Bases: genrl.agents.deep.dqn.base.DQN

Double DQN Class

Paper: https://arxiv.org/abs/1509.06461

network

The network type of the Q-value function. Supported types: [“cnn”, “mlp”]

Type:str
env

The environment that the agent is supposed to act on

Type:Environment
batch_size

Mini batch size for loading experiences

Type:int
gamma

The discount factor for rewards

Type:float
layers

Layers in the Neural Network of the Q-value function

Type:tuple of int
lr_value

Learning rate for the Q-value function

Type:float
replay_size

Capacity of the Replay Buffer

Type:int
buffer_type

Choose the type of Buffer: [“push”, “prioritized”]

Type:str
max_epsilon

Maximum epsilon for exploration

Type:str
min_epsilon

Minimum epsilon for exploration

Type:str
epsilon_decay

Rate of decay of epsilon (in order to decrease exploration with time)

Type:str
seed

Seed for randomness

Type:int
render

Should the env be rendered during training?

Type:bool
device

Hardware being used for training. Options: [“cuda” -> GPU, “cpu” -> CPU]

Type:str
get_target_q_values(next_states: torch.Tensor, rewards: torch.Tensor, dones: torch.Tensor) → torch.Tensor[source]

Get target Q values for the DQN

Parameters:
  • next_states (torch.Tensor) – Next states for which target Q-values need to be found
  • rewards (list) – Rewards at each timestep for each environment
  • dones (list) – Game over status for each environment
Returns:

Target Q values for the DQN

Return type:

target_q_values (torch.Tensor)

genrl.agents.deep.dqn.dueling module

class genrl.agents.deep.dqn.dueling.DuelingDQN(*args, **kwargs)[source]

Bases: genrl.agents.deep.dqn.base.DQN

Dueling DQN class

Paper: https://arxiv.org/abs/1511.06581

network

The network type of the Q-value function. Supported types: [“cnn”, “mlp”]

Type:str
env

The environment that the agent is supposed to act on

Type:Environment
batch_size

Mini batch size for loading experiences

Type:int
gamma

The discount factor for rewards

Type:float
layers

Layers in the Neural Network of the Q-value function

Type:tuple of int
lr_value

Learning rate for the Q-value function

Type:float
replay_size

Capacity of the Replay Buffer

Type:int
buffer_type

Choose the type of Buffer: [“push”, “prioritized”]

Type:str
max_epsilon

Maximum epsilon for exploration

Type:str
min_epsilon

Minimum epsilon for exploration

Type:str
epsilon_decay

Rate of decay of epsilon (in order to decrease exploration with time)

Type:str
seed

Seed for randomness

Type:int
render

Should the env be rendered during training?

Type:bool
device

Hardware being used for training. Options: [“cuda” -> GPU, “cpu” -> CPU]

Type:str

genrl.agents.deep.dqn.noisy module

class genrl.agents.deep.dqn.noisy.NoisyDQN(*args, noisy_layers: Tuple = (128, 128), **kwargs)[source]

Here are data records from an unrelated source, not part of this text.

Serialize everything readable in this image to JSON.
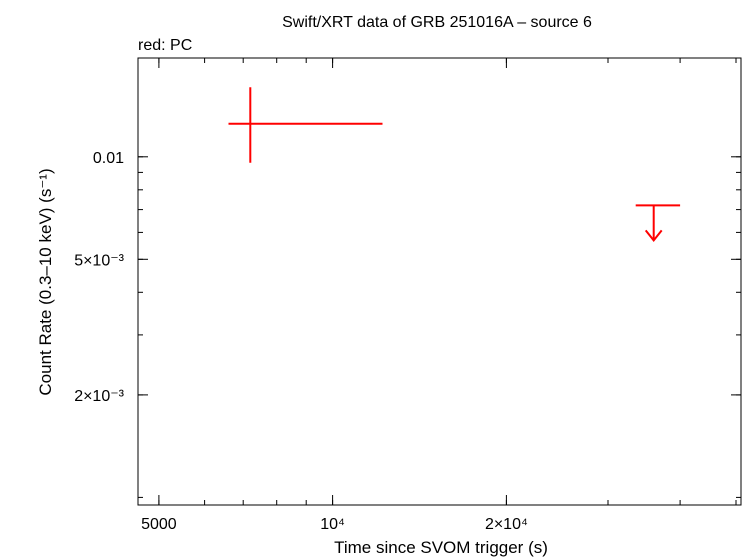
{
  "chart_data": {
    "type": "scatter",
    "title": "Swift/XRT data of GRB 251016A – source 6",
    "subtitle": "red: PC",
    "xlabel": "Time since SVOM trigger (s)",
    "ylabel": "Count Rate (0.3–10 keV) (s⁻¹)",
    "x_scale": "log",
    "y_scale": "log",
    "xlim": [
      4600,
      51000
    ],
    "ylim": [
      0.00095,
      0.0195
    ],
    "x_ticks": [
      {
        "value": 5000,
        "label": "5000"
      },
      {
        "value": 10000,
        "label": "10⁴"
      },
      {
        "value": 20000,
        "label": "2×10⁴"
      }
    ],
    "y_ticks": [
      {
        "value": 0.002,
        "label": "2×10⁻³"
      },
      {
        "value": 0.005,
        "label": "5×10⁻³"
      },
      {
        "value": 0.01,
        "label": "0.01"
      }
    ],
    "series": [
      {
        "color": "#ff0000",
        "points": [
          {
            "x": 7200,
            "x_low": 6600,
            "x_high": 12200,
            "y": 0.0125,
            "y_low": 0.0096,
            "y_high": 0.016
          }
        ],
        "upper_limits": [
          {
            "x": 36000,
            "x_low": 33500,
            "x_high": 40000,
            "y": 0.0072
          }
        ]
      }
    ]
  }
}
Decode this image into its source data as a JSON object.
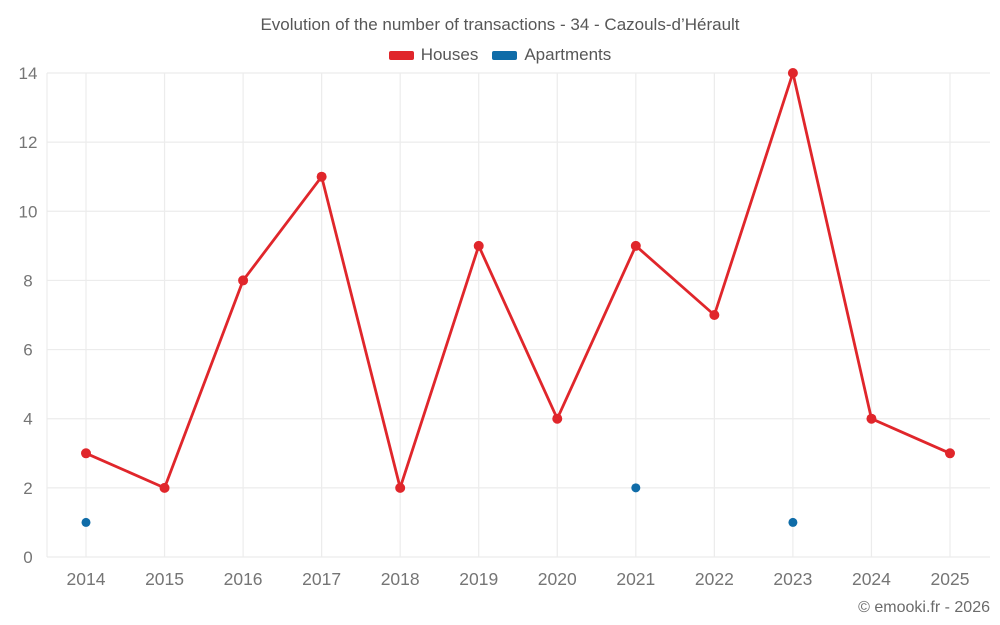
{
  "header": {
    "title": "Evolution of the number of transactions - 34 - Cazouls-d’Hérault"
  },
  "legend": [
    {
      "label": "Houses",
      "color": "#e0262b"
    },
    {
      "label": "Apartments",
      "color": "#0f6ca8"
    }
  ],
  "footer": {
    "credit": "© emooki.fr - 2026"
  },
  "colors": {
    "grid": "#ececec",
    "axis_label": "#757575",
    "title_text": "#575757",
    "houses": "#e0262b",
    "apartments": "#0f6ca8"
  },
  "chart_data": {
    "type": "line",
    "title": "Evolution of the number of transactions - 34 - Cazouls-d’Hérault",
    "xlabel": "",
    "ylabel": "",
    "categories": [
      "2014",
      "2015",
      "2016",
      "2017",
      "2018",
      "2019",
      "2020",
      "2021",
      "2022",
      "2023",
      "2024",
      "2025"
    ],
    "series": [
      {
        "name": "Houses",
        "color": "#e0262b",
        "style": "line+markers",
        "values": [
          3,
          2,
          8,
          11,
          2,
          9,
          4,
          9,
          7,
          14,
          4,
          3
        ]
      },
      {
        "name": "Apartments",
        "color": "#0f6ca8",
        "style": "markers",
        "values": [
          1,
          null,
          null,
          null,
          null,
          null,
          null,
          2,
          null,
          1,
          null,
          null
        ]
      }
    ],
    "yticks": [
      0,
      2,
      4,
      6,
      8,
      10,
      12,
      14
    ],
    "ylim": [
      0,
      14
    ],
    "grid": true,
    "legend_position": "top"
  }
}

Bases: genrl.agents.deep.dqn.base.DQN

Noisy DQN Algorithm

Paper: https://arxiv.org/abs/1706.10295

network

The network type of the Q-value function. Supported types: [“cnn”, “mlp”]

Type:str
env

The environment that the agent is supposed to act on

Type:Environment
batch_size

Mini batch size for loading experiences

Type:int
gamma

The discount factor for rewards

Type:float
layers

Layers in the Neural Network of the Q-value function

Type:tuple of int
lr_value

Learning rate for the Q-value function

Type:float
replay_size

Capacity of the Replay Buffer

Type:int
buffer_type

Choose the type of Buffer: [“push”, “prioritized”]

Type:str
max_epsilon

Maximum epsilon for exploration

Type:str
min_epsilon

Minimum epsilon for exploration

Type:str
epsilon_decay

Rate of decay of epsilon (in order to decrease exploration with time)

Type:str
noisy_layers

Noisy layers in the Neural Network of the Q-value function

Type:tuple of int
seed

Seed for randomness

Type:int
render

Should the env be rendered during training?

Type:bool
device

Hardware being used for training. Options: [“cuda” -> GPU, “cpu” -> CPU]

Type:str

genrl.agents.deep.dqn.prioritized module

class genrl.agents.deep.dqn.prioritized.PrioritizedReplayDQN(*args, alpha: float = 0.6, beta: float = 0.4, **kwargs)[source]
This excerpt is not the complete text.